Ces lois expérimentales étant posées, il s’agit d’en découvrir les causes.

Buridan commence[1] par exposer et critiquer les diverses explications qu’il n’a pas l’intention d’adopter ; c’est au cours de cet examen que nous relevons, au sujet de la théorie d’Alpétragius et de Gilles de Rome, les lignes suivantes, fort analogues à celles que nous avons lues dans la première édition :

« Certains ont prétendu que l’eau se meut en suivant le mouvement diurne, de même que se meuvent le feu et l’air entre les surfaces sphériques qui les bornent ; mais la hauteur des rives empêche la mer d’achever son circuit, en sorte qu’il lui faut revenir sur elle-même.

» Mais la succession régulière des flux et des reflux ne se fait pas selon le mouvement diurne ; elle se fait selon le mouvement de la Lune, comme on le peut voir par les expériences mentionnées ci-dessus. »

Buridan vient maintenant à l’explication qui a ses préférences[2].

« Il nous faut donc exposer une opinion plus probable qui concorde avec tout ce qui apparaît et par laquelle on peut assigner la cause de tous ces effets.

» Notons, tout d’abord, que la Lune exerce, plus que tous les autres astres errants, une vertu intense et manifeste sur les corps humides ; lorsqu’elle se trouve en une des circonstances qui la fortifient, elle les fait croître. C’est là la première conclusion que nous formulerons en cette question.

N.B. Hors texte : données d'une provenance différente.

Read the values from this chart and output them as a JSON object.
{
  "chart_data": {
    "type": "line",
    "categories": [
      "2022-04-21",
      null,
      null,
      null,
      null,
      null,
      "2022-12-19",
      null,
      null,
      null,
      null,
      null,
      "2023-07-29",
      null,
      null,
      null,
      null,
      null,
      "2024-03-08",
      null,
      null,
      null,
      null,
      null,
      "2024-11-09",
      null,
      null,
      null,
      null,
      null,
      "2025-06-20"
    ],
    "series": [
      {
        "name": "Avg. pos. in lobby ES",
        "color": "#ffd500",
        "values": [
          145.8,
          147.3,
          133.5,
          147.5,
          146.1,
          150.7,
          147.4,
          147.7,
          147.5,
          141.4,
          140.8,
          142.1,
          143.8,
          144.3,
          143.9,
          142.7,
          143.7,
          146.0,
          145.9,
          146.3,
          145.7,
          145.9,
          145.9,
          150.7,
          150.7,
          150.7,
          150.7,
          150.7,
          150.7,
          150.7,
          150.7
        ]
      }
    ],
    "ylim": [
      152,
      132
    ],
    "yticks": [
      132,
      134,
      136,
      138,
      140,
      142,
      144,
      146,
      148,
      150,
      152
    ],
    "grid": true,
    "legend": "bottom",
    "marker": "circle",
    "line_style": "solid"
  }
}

Il est des expériences qui la rendent évidente ; les moelles et les cervelles des animaux augmentent d’une façon manifeste au moment de la pleine lune ; suivant l’accroissement de la Lune, l’animal qu’on nomme larelle (larellus)[3] engraisse à tel point qu’au moment de la pleine lune, il a un lard épais comme celui du porc ; quand la Lune fait défaut, au contraire, il n’a presque

  1. Ms. cit., fol. 205, col. c. et d.
  2. Ms. cit., fol. 205, col. d, et fol. 206, col. a.
  3. C’est le mollusque que les naturalistes nomment Pyrule melongène.